Thursday, August 02, 2012

Quebec Election: What to Watch For


Let the speculation begin! Quebec goes to the polls in one of the more interesting … actually, just about all Quebec elections of late have been interesting. I normally refrain from making electoral predictions because: (1) I don't like turning politics into a spectator sport. It deserves better. And (2) I am not very good at it. I have number cruncher friends who are and I rely on them. Instead, I usually try to comment on elections in a way that isolates (I hope) the more important issues that might be missed by the mainstream media in their sports-like coverage. For instance, instead of talking about whether the Conservatives have increased or decreased their support since the last poll, I try to look the shifting dynamics of Canada and what this entails in terms of Canada's political, economic, etc., future.

It is amazingly difficult to do this for Quebec because the Quebec political spectrum is both so fractured and so … well … homogeneous. Whoever win the election will have to deal with limited budgetary resources, for instance, that will circumscribe policy choices. Moreover, as Charest has seen, the high level of leftist activism in Quebec makes it difficult for any political party that wants to govern for very long to move very far from the centre of the spectrum. The QLP might look like a right wing party in Quebec but their history says otherwise and they look pretty centrist if you plunked them down in Ontario, BC, or Alberta.
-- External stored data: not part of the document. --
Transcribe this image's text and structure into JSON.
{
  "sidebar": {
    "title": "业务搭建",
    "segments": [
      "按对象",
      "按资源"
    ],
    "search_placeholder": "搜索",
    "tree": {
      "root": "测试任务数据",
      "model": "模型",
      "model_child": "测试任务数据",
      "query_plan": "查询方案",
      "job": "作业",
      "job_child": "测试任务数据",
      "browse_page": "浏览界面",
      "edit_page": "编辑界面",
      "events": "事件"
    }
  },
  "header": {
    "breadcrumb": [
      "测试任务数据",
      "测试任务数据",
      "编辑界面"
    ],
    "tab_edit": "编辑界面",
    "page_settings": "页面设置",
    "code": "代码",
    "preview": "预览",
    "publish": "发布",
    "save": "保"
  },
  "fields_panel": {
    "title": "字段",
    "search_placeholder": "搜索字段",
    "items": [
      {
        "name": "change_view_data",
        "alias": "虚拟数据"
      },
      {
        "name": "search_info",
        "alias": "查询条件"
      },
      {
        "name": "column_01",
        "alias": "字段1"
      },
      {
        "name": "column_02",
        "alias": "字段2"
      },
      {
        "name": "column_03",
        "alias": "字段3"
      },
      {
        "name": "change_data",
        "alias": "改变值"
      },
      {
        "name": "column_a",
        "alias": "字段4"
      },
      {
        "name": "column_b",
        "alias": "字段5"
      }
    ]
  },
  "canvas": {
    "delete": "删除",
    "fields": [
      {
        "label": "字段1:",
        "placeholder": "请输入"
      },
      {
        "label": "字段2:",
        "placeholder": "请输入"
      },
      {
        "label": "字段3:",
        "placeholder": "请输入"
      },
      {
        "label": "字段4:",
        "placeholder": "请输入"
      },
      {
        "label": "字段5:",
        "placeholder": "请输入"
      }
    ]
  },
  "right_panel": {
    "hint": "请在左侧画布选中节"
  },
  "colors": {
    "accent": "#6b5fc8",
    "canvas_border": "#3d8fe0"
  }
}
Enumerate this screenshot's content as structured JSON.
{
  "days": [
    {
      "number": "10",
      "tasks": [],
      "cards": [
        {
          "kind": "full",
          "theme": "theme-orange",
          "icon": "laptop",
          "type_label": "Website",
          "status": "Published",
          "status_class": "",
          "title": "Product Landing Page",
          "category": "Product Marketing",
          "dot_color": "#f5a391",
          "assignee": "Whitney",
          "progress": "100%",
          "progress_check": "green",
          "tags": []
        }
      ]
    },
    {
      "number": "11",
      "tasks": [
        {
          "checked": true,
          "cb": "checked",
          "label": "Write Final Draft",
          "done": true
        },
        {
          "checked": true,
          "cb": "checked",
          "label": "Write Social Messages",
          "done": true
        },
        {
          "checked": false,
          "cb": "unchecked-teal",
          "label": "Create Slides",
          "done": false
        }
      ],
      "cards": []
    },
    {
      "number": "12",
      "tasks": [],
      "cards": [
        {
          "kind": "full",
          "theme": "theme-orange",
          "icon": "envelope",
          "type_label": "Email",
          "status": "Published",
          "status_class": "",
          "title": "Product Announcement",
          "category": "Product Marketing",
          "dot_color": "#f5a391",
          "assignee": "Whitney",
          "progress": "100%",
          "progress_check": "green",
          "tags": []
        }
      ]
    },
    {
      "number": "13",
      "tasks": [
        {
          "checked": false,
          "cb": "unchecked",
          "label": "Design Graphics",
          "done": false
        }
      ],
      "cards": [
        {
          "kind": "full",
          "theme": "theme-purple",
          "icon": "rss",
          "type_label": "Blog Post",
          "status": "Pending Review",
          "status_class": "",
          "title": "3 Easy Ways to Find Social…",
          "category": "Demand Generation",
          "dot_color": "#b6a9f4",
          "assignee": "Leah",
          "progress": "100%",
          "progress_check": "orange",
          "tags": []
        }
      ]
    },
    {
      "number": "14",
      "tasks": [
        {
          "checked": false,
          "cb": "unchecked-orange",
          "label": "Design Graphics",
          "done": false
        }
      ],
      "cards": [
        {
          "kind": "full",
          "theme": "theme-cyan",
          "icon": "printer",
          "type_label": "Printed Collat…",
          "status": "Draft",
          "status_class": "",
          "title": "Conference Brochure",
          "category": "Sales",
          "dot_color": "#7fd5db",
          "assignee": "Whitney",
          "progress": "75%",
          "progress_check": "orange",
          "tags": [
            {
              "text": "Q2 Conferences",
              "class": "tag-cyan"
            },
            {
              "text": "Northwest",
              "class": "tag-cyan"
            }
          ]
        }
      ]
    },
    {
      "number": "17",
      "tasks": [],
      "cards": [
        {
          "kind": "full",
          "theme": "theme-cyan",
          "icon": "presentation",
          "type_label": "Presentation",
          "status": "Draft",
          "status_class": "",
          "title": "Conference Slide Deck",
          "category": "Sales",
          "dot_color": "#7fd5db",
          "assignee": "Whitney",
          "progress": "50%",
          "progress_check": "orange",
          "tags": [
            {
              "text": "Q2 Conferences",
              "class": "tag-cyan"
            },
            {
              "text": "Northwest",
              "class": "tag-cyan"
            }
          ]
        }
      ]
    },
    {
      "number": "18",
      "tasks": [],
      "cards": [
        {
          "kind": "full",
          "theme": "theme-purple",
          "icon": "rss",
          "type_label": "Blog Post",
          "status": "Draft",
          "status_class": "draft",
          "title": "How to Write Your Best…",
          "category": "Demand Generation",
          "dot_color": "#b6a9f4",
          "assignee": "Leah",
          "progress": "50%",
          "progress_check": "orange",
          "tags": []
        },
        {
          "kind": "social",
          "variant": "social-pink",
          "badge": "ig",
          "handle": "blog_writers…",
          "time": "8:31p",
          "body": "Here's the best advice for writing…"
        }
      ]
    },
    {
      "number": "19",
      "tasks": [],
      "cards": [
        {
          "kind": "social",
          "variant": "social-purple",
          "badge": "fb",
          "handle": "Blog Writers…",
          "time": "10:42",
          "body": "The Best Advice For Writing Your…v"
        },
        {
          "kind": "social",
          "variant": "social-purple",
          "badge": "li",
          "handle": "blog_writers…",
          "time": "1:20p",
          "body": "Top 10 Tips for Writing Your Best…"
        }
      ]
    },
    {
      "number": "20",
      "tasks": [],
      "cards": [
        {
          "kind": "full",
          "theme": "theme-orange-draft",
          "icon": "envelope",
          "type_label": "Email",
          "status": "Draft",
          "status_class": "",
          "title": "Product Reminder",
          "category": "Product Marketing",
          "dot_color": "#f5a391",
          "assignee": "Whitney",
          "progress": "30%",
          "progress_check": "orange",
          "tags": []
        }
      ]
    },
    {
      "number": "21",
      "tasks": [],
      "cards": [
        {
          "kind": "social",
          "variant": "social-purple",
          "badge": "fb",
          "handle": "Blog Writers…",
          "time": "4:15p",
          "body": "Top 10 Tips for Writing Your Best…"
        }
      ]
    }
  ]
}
Even with these limits, however, Quebecers have a bit of a choice on their hands whereby they can elect for the status quo Liberals (centrist, machine-style politics); centre-left separatism in the form of the PQ, which almost fell apart a year ago owing to leadership problems and lack of collective vision (at least according to those who left the party) and neo, neo right CAQ, a jazzier version of the ADQ. In other words, Quebecers have choices. I don't, btw, disagree with some PQ policies. If I were in power, I'd keep taxes higher to ensure lower tuition. Agreeing or disagreeing with the policies is not the point: it is that Quebecers do have choices and it will be interesting to see which Quebecers make which choices.

And, this is my first, point. Those outside Quebec often treat Quebec as some sort of monolithic entity. It ain't. The electoral divisions -- including what looks like a real socialist party to me in Quebec Solidaire -- are important. Quebecers don't all vote the same way and the divisions just aren't anglo v franco. It will be interesting to see who demographically, for instance, supports the CAQ. Will the PQ base contract or expand; who are they losing and who are they gaining, etc. This election might continue the interrupted -- by the collapse of the ADQ -- movement in Quebec to a multiparty system with defined core bases and ideological proclavities.

My second point is a bit speculative but it will also be interesting to see who can cooperate with whom. The Liberals are coming off a majority government but they worked with a minority before that. It was not a long government. Charest rightly gambled that support for the right-wing ADQ was artificially high and that their supporters could be poached because they were not committed to that ideological perspective. This time, poaching might be harder. The right appears better organized in Quebec then it has been since the days of the Union nationale. I don't think they think they are going to win. My guess is that they have some number of seats in mind that they want to walk away with, ensuring a minority government and ensuring that they have some sway in that government.

Let's assume that the PQ and LIberals cannot cooperate with each other. Who is the natural partner for the CAQ? The CAQ says that they view the independence issue as a waste of time and money; economically, their policies are closer to the Liberals. Would they be willing to work with the Liberals, to keep a Liberal government -- one that might be … well … corrupt -- in power? Would they negotiate their support on a case by case basis? Would the fact that the PQ -- if a minority government -- could not get an independence referendum law through the National Assembly without them mean that they would be willing to work with the PQ (because they would know that the independence option was, as they want, put on hold).

Finally, it will be interesting to see  how accurate the polls are. As the recent Alberta election demonstrated, the pollsters are pretty far from infallible. There was, to be sure, a lot of hand wringing among pundits and pollsters after the Alberta election and a lot of "well, we were right except for X and Y and Z" type of discourse. In Quebec, polls have traditionally under-estimated federalist support. One prediction I will make is that I don't think that will be the case this time. The situation in Alberta was a failure of method, a failure on the part of those discussing the election to ask the right questions.  I don't expect anyone to ask the right questions in Quebec either but I think that we will get a more accurate read because of the CAQ.

Why? My theory is that polls under-estimate federalist support in Quebec for one of two reasons: sample failures (too many respondents from rural Quebec) or because there was a reticent on the part some Quebecers to support the PQ because of its stand on separatism. So, what you had were people who did not want to vote Libreral and might even have disagreed with the things that Liberals stood for but voted Liberal out of fear of the PQ. So, when polled, these people (not liking the Liberals) said they were going to vote against them which meant voting PQ. But, when push came to shove, they decided that federalism was very important to them and held their nose and voted Liberal.  With CAQ in the field, they don't have to do this and I think they will know that. Hence, more accuracy.